HC Deb 27 May 1903 vol 123 cc14-5
MR. WILLIAM REDMOND (Clare, E.)

I beg to ask the Secretary of State for War if he will explain why £150,000 worth of Army rations were recently destroyed by order of the authorities in the Transvaal instead of being sold.

THE SECRETARY OF STATE FOR WAR (Mr. BRODRICK,) Surrey, Guildford

A large quantity of tinned rations were found by a Board of Officers to have so much deteriorated as to be unfit for consumption, and, in accordance with the advice of the expert medical officers, were destroyed.
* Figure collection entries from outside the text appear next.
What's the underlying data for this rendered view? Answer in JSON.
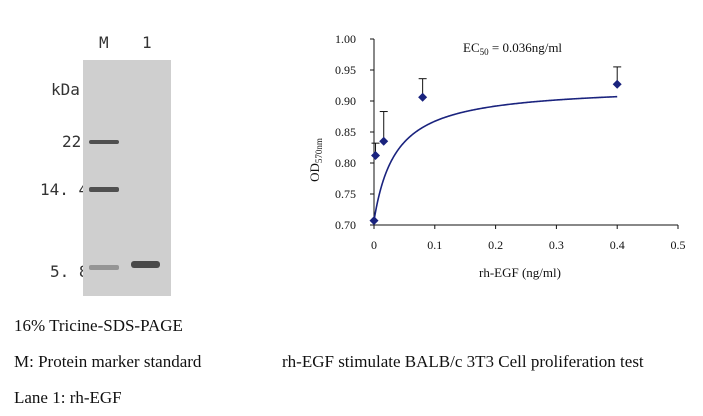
{
  "gel": {
    "lane_header_marker": "M",
    "lane_header_sample": "1",
    "unit_label": "kDa",
    "marker_labels": [
      "22",
      "14. 4",
      "5. 8"
    ],
    "marker_bands_kda": [
      22,
      14.4,
      5.8
    ],
    "sample_band_kda": 5.8,
    "background_color": "#cfcfcf",
    "band_color": "#3a3a3a"
  },
  "captions": {
    "line1": "16% Tricine-SDS-PAGE",
    "line2": "M: Protein marker standard",
    "line3": "Lane 1: rh-EGF",
    "chart_caption": "rh-EGF stimulate BALB/c 3T3 Cell proliferation test"
  },
  "chart_data": {
    "type": "scatter",
    "title": "",
    "annotation_prefix": "EC",
    "annotation_sub": "50",
    "annotation_suffix": " = 0.036ng/ml",
    "xlabel": "rh-EGF (ng/ml)",
    "ylabel_main": "OD",
    "ylabel_sub": "570nm",
    "xlim": [
      0,
      0.5
    ],
    "ylim": [
      0.7,
      1.0
    ],
    "xticks": [
      0,
      0.1,
      0.2,
      0.3,
      0.4,
      0.5
    ],
    "xtick_labels": [
      "0",
      "0.1",
      "0.2",
      "0.3",
      "0.4",
      "0.5"
    ],
    "yticks": [
      0.7,
      0.75,
      0.8,
      0.85,
      0.9,
      0.95,
      1.0
    ],
    "ytick_labels": [
      "0.70",
      "0.75",
      "0.80",
      "0.85",
      "0.90",
      "0.95",
      "1.00"
    ],
    "grid": false,
    "series": [
      {
        "x": [
          0,
          0.0025,
          0.016,
          0.08,
          0.4
        ],
        "y": [
          0.707,
          0.812,
          0.835,
          0.906,
          0.927
        ],
        "error_upper": [
          0.0,
          0.02,
          0.048,
          0.03,
          0.028
        ],
        "marker": "diamond",
        "color": "#1a237e"
      }
    ],
    "fit_curve": {
      "type": "four-parameter-logistic",
      "bottom": 0.707,
      "top": 0.925,
      "ec50": 0.036,
      "hill": 1.0,
      "color": "#1a237e"
    }
  }
}
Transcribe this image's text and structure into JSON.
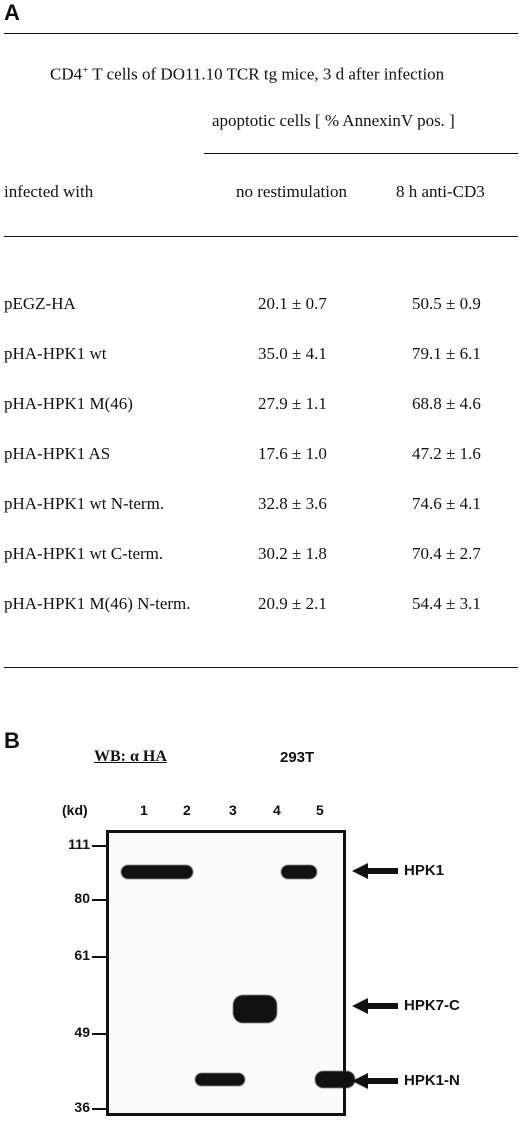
{
  "panel_a": {
    "letter": "A",
    "caption_prefix": "CD4",
    "caption_sup": "+",
    "caption_rest": " T cells of DO11.10 TCR tg mice, 3 d after infection",
    "subheader": "apoptotic cells  [ % AnnexinV pos. ]",
    "col_header_label": "infected with",
    "col_header_1": "no restimulation",
    "col_header_2": "8 h  anti-CD3",
    "rows": [
      {
        "label": "pEGZ-HA",
        "v1": "20.1 ±  0.7",
        "v2": "50.5 ±  0.9"
      },
      {
        "label": "pHA-HPK1 wt",
        "v1": "35.0 ±  4.1",
        "v2": "79.1 ±  6.1"
      },
      {
        "label": "pHA-HPK1 M(46)",
        "v1": "27.9 ±  1.1",
        "v2": "68.8 ±  4.6"
      },
      {
        "label": "pHA-HPK1 AS",
        "v1": "17.6 ±  1.0",
        "v2": "47.2 ±  1.6"
      },
      {
        "label": "pHA-HPK1 wt N-term.",
        "v1": "32.8 ±  3.6",
        "v2": "74.6 ±  4.1"
      },
      {
        "label": "pHA-HPK1 wt C-term.",
        "v1": "30.2 ±  1.8",
        "v2": "70.4 ±  2.7"
      },
      {
        "label": "pHA-HPK1 M(46) N-term.",
        "v1": "20.9 ±  2.1",
        "v2": "54.4 ±  3.1"
      }
    ]
  },
  "panel_b": {
    "letter": "B",
    "wb_label": "WB: α HA",
    "cell_line": "293T",
    "kd_label": "(kd)",
    "lanes": [
      "1",
      "2",
      "3",
      "4",
      "5"
    ],
    "mw_markers": [
      "111",
      "80",
      "61",
      "49",
      "36"
    ],
    "band_labels": [
      "HPK1",
      "HPK7-C",
      "HPK1-N"
    ]
  }
}
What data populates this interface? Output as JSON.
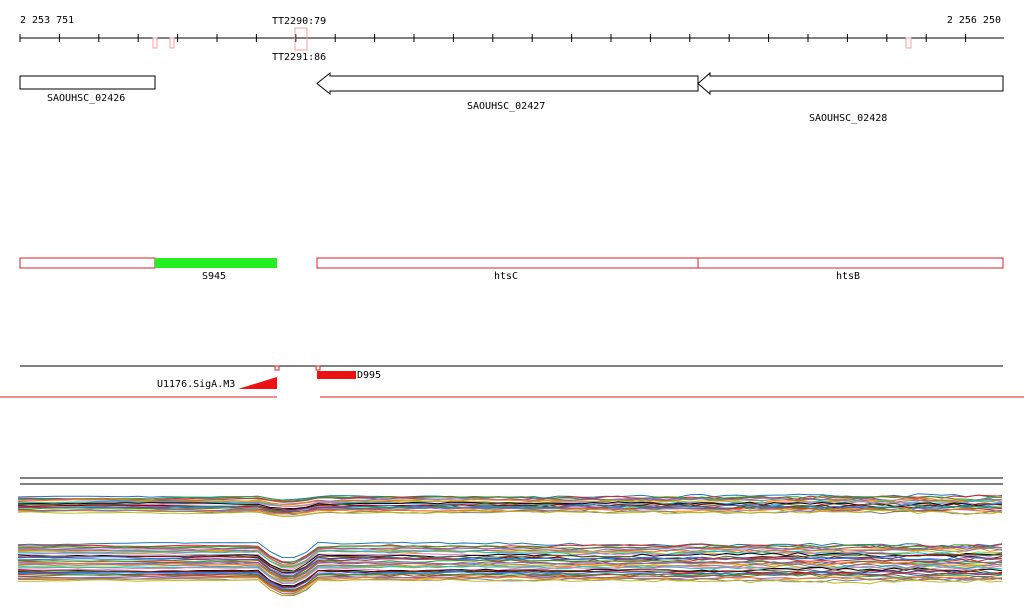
{
  "ruler": {
    "start": "2 253 751",
    "end": "2 256 250"
  },
  "terminators": [
    "TT2290:79",
    "TT2291:86"
  ],
  "genes": [
    "SAOUHSC_02426",
    "SAOUHSC_02427",
    "SAOUHSC_02428"
  ],
  "features": [
    "S945",
    "htsC",
    "htsB"
  ],
  "promoters": [
    "U1176.SigA.M3",
    "D995"
  ]
}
Under the regulations, supplies which have been condemned as unfit for issue as food for the troops, owing to deterioration, are not to be sold, but destroyed. The General Officer Commanding South Africa has been instructed to report fully on the matter by mail.

MR. WILLIAM REDMOND

Can the right hon. Gentleman say what was the value of the food destroyed, and by whom it was supplied?

MR. BRODRICK

I cannot give the value of the rations until I have received the Report. As regards the firms who provided it, it is the universal custom of those firms not to keep a very large supply, because after a certain time tinned goods of this character deteriorate. But, of course, the amount of rations in South Africa at the close of the war was vastly greater in extent of what would have been supplied if we had known the troops would be so quickly withdrawn.